Norotiana Jeannoda : « 3 500 dollars une domestique esclave… »
6 juillet 2012 - AssociationsNo Comment   //   1693 Views   //   N°: 30

Présidente nationale du Syndicat des professionnels diplômés en travail social (SPDTS), Jeannoda Norotiana réagit sur l’épineux dossier des travailleuses malgaches en butte à la maltraitance au Koweït. Nouvelle descente aux enfers après le Liban ? 

L’envoi de travailleuses au Liban est suspendu depuis 2009, mais aujourd’hui, c’est du Koweït qu’arrivent les mauvaises nouvelles…
La filière Koweït n’est pas nouvelle, elle a démarré avec celle du Liban. Des agences de placement ont commencé à y envoyer des travailleuses malgaches dès 2004. Mais ce n’est que depuis le début de cette année que des cas de violences morales et physiques, de viols et de tortures nous sont parvenus.  

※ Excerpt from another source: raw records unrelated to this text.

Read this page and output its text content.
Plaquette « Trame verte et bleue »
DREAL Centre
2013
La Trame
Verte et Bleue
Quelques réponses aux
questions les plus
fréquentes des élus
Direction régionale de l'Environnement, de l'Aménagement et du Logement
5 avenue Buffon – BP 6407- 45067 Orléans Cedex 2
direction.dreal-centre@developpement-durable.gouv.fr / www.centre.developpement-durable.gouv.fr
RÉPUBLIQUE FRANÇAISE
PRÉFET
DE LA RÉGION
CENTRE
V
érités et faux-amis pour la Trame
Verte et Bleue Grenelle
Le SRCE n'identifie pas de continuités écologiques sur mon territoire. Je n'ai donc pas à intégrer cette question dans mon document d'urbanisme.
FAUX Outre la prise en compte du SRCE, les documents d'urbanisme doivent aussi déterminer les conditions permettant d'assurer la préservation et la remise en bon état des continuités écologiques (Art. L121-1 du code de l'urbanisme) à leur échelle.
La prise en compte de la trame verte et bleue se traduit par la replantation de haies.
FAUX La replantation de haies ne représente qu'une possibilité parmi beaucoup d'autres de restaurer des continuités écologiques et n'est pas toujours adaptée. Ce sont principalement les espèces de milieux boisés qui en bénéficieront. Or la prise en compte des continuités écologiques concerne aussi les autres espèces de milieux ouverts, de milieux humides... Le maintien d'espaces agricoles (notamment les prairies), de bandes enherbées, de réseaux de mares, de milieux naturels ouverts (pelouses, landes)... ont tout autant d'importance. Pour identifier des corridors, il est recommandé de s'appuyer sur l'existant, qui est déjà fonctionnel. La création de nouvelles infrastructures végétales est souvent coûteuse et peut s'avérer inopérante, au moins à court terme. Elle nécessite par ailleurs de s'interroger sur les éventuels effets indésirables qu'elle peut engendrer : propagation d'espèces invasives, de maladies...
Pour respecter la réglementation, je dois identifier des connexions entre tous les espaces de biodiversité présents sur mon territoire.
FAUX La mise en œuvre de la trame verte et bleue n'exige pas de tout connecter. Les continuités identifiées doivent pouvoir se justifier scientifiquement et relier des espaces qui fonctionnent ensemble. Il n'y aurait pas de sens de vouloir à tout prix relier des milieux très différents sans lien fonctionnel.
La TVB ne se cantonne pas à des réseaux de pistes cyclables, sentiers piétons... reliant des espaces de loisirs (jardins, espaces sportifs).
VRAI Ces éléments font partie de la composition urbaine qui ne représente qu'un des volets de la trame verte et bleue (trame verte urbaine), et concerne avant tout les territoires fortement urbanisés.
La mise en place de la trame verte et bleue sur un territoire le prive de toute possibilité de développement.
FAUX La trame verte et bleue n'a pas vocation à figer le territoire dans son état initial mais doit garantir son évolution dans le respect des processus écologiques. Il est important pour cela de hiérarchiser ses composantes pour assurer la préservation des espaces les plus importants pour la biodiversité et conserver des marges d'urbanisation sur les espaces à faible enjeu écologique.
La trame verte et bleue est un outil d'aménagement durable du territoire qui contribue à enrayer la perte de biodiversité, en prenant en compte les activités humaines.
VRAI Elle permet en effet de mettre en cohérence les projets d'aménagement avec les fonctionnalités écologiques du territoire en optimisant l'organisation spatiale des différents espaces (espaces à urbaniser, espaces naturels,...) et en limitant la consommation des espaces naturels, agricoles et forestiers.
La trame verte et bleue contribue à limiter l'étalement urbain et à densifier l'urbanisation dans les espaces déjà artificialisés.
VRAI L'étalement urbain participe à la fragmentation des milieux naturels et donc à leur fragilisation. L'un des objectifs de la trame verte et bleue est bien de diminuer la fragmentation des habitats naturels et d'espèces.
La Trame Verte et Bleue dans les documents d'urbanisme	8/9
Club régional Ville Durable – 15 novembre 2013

Il se peut que certaines femmes endurent ces atrocités depuis bien plus longtemps, mais personne jusque-là n’avait osé les dénoncer.

Quel est le bilan exactement ?
Pour le seul Liban, 19 femmes et deux hommes ont été rapatriés morts depuis 2009. Beaucoup de victimes qui rentrent vivantes disent avoir subi des viols. Certaines, débarquant à Ivato, n’ont même pas 1 000 Ar pour s’acheter du crédit téléphonique pour appeler leur famille, tout simplement parce qu’on leur confisquait leur paye. On estime que 10 % à peine des travailleuses qui reviennent de ces pays ont vécu un séjour sans histoires.

On parle clairement de traite de la personne humaine…
Absolument, selon les termes mêmes du Protocole de Palerme, que Madagascar a ratifié. On a d’un côté une main-d’oeuvre fragilisée par la pauvreté et de l’autre des réseaux, agences de placement ou particuliers, qui abusent de leur confiance et les manipulent.
Il faut savoir qu’une famille libanaise ou koweïtienne n’a qu’à payer 3 500 dollars pour avoir une domestique malgache qui aura tout d’une esclave…

Quel est le profil de ces femmes ?
Pour beaucoup des victimes de la fermeture des zones franches. Également des femmes ayant de lourds problèmes familiaux : mères célibataires, divorcées ou dont le mari est chômeur. Depuis que nous avons fait des sensibilisations dans la capitale pour prévenir du danger de ces recrutements, on constate que les rabatteurs se déplacent vers les campagnes, en tablant sur la naïveté des gens de la brousse.

N’est-ce pas humain de tenter sa chance ailleurs, si rien ne s’offre à vous dans votre pays ?
La situation n’est pas rose chez nous, mais l’herbe n’a jamais été plus verte ailleurs. La migration économique est acceptable si elle est accompagnée de mesures de protection et que le pays de destination prend en charge les expatriés. Ce qui n’est pas le cas pour les pays dont nous parlons. Il n’y a même pas de consulat de Madagascar au Koweït.

Comment intervenez-vous dans ces dossiers ?
Nous sommes des travailleurs sociaux et en tant que tels notre rôle se limite à la prise en charge et à la réinsertion des victimes à leur retour. Se limite, façon de parler, car nous sommes les seuls à agir sur le terrain, avec un budget pourtant très limité. On attend plus des pouvoirs publics, car l’organisation de ces départs est illégale et cela passe souvent par l’utilisation de faux papiers.